Search code examples
clojure

Alternatives of mutation in this scenario?


I wrote a computationally-intensive function (get-cand-info below) that is going to be called from pre-existing clojure code written by others.

(defn get-cand-info [model tuple]  ; my code which operates on 'tuple' and a hash-map called 'model'
 ; ....
   cand-info)

;; how my code get-cand-info is going to be called
(defn get-cand-scores [model]
  (let [tuples   (make-tuples model)]    
    (filter identity
        (pmap #(get-cand-info model %) tuples))))

(defn select-cand [model]
  (let [cands-with-scores   (get-cand-scores model)]
    ; Logic to work on cand-with-scores, finally returns one of
    ; the cand-info but not the model
    ))

After writing the new get-cand-info function I realized that it produces identical result hundreds of times for a end-user session, which is really a waste of resources.
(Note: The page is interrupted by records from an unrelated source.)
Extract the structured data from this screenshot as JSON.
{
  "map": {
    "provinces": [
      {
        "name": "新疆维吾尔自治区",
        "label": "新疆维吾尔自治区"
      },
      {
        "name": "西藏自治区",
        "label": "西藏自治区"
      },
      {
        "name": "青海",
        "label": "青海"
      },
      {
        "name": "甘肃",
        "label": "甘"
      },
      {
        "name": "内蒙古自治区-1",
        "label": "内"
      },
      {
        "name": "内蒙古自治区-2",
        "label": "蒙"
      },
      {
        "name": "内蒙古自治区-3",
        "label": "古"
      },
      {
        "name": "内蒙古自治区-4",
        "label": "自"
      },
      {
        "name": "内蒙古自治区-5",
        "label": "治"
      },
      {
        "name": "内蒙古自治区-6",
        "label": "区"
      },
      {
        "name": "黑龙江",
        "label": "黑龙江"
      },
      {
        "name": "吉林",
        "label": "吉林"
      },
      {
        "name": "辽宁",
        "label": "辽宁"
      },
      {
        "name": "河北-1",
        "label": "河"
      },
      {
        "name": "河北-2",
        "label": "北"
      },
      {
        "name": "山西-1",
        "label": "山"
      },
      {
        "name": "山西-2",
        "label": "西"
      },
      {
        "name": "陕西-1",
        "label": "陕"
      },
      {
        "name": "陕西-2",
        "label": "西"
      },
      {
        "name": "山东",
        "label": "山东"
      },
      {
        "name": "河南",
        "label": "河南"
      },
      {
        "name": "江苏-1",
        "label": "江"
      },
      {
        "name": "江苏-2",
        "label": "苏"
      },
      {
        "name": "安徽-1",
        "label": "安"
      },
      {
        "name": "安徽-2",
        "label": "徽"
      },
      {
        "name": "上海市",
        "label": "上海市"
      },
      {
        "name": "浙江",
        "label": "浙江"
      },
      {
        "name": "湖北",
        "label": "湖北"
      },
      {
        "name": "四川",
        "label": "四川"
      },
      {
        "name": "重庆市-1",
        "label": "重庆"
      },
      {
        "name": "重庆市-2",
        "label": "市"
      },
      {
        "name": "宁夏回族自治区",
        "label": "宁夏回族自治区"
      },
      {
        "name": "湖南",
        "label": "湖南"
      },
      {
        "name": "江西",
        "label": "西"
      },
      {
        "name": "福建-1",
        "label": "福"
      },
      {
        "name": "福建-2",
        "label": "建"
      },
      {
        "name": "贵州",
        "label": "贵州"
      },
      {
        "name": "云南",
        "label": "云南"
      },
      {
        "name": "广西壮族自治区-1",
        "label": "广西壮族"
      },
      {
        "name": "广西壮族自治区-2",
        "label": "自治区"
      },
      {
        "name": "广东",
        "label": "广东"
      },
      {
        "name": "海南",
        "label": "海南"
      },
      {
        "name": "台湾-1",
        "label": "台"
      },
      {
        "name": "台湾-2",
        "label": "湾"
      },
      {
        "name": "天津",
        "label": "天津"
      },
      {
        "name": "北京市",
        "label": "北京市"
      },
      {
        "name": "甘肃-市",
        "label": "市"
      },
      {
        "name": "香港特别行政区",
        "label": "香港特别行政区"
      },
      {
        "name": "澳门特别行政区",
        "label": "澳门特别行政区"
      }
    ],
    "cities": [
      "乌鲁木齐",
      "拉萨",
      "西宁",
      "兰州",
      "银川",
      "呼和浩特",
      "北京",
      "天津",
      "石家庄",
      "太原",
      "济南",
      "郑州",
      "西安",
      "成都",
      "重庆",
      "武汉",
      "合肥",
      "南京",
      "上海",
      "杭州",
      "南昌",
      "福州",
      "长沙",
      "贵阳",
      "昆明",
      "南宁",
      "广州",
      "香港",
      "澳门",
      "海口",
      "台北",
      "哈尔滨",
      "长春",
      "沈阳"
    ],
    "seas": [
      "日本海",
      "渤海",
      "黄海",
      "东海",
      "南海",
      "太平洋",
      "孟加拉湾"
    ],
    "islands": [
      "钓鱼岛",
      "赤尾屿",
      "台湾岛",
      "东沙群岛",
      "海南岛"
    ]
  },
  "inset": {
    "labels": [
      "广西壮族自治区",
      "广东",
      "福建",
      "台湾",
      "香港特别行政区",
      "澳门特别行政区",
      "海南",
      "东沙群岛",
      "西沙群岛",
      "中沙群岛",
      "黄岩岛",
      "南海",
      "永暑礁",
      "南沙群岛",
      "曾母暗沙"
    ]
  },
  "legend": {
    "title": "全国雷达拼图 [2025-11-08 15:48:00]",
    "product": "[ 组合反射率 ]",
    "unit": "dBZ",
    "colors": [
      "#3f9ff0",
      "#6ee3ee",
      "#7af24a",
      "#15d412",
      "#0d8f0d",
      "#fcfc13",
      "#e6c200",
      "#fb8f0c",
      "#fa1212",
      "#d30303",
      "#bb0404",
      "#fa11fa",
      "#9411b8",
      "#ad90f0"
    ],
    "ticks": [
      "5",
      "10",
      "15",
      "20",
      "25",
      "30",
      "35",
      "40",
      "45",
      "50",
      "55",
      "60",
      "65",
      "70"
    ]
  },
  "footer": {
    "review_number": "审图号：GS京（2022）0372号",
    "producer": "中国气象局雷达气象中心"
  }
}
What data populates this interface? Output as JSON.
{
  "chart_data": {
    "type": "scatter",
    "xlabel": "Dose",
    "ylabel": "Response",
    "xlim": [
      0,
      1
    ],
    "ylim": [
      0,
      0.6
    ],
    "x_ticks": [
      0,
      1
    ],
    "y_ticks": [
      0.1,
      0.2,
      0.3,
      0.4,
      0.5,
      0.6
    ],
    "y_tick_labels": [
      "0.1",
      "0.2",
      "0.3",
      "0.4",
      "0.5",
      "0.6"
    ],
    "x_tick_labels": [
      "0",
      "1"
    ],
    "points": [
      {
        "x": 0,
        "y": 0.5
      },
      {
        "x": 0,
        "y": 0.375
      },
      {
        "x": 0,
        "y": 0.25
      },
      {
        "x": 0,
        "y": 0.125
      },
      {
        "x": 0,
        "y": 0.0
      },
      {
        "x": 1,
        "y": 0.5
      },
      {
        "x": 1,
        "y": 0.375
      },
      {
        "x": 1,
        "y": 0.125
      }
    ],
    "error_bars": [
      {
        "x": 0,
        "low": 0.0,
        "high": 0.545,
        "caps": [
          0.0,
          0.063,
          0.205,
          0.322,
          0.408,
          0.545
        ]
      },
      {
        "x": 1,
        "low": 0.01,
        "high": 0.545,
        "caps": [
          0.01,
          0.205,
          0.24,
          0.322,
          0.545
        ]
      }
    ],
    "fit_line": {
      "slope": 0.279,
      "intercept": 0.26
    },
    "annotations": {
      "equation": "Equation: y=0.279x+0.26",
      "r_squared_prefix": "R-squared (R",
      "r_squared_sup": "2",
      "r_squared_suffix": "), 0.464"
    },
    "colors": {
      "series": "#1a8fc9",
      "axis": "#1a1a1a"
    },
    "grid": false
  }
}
Naturally, I was inclined to consider memoize but didn't want to incur the increased memory usage for the entire life of the program; across all user-sessions it can be a lot of unique data in the cache and the data from one user-session is not valid for another user-session anyway. The 'model' parameter to my function seemed the perfect place to cache the result of get-cand-info as it stores data for one session.
However, if I return an updated model from my function it changes the contract of what my function returns. If I do modify the contract to return a new 'model' map with the new result assoc'ed into it, I would need to update code all the way up the call stack - which means changes to a lot of functions and something I want to avoid.

So I decided to change the model and mutate it in my node:

(defn get-cand [model tuple]  
  ; Fetch the cand-info from the model if available there
  (if-let [cand-info   ((deref (:cand-info model)) tuple)]
     cand-info
     ; Else calculate the cand-info, 
     ; ....
     ;store it in the model and return it
     (do
       (swap! (:cand-info model) assoc tuple cand-info)
       cand-info) ))

This does the job but leaves me wondering

1) Whether there's a better, more clojurey way of solving the problem?

2) Is the mutation likely to result in any performance penalty or other drawback? (I don't have large datasets yet to test the performance).

Would appreciate any insights/comments.

P.S. The user-sessions are typically no longer than 5 minutes, and the size of data to be stored in get-cand-info per session would be under 200 MB which can be GCed as soon as the session is over.


Solution

  • I would do it just like you propose. No need to use dosync & alter with a ref for this. Just use a local atom within each model. It can then be GC'd when the model is no longer being used.


    Update

    One alternative from Java is to used a LinkedHashMap. You can set a max size and override the removeEldestEntry() function to control behavior.


    Note that this syntax is slightly off, but I'm sure you know how to fix it:

    ((deref...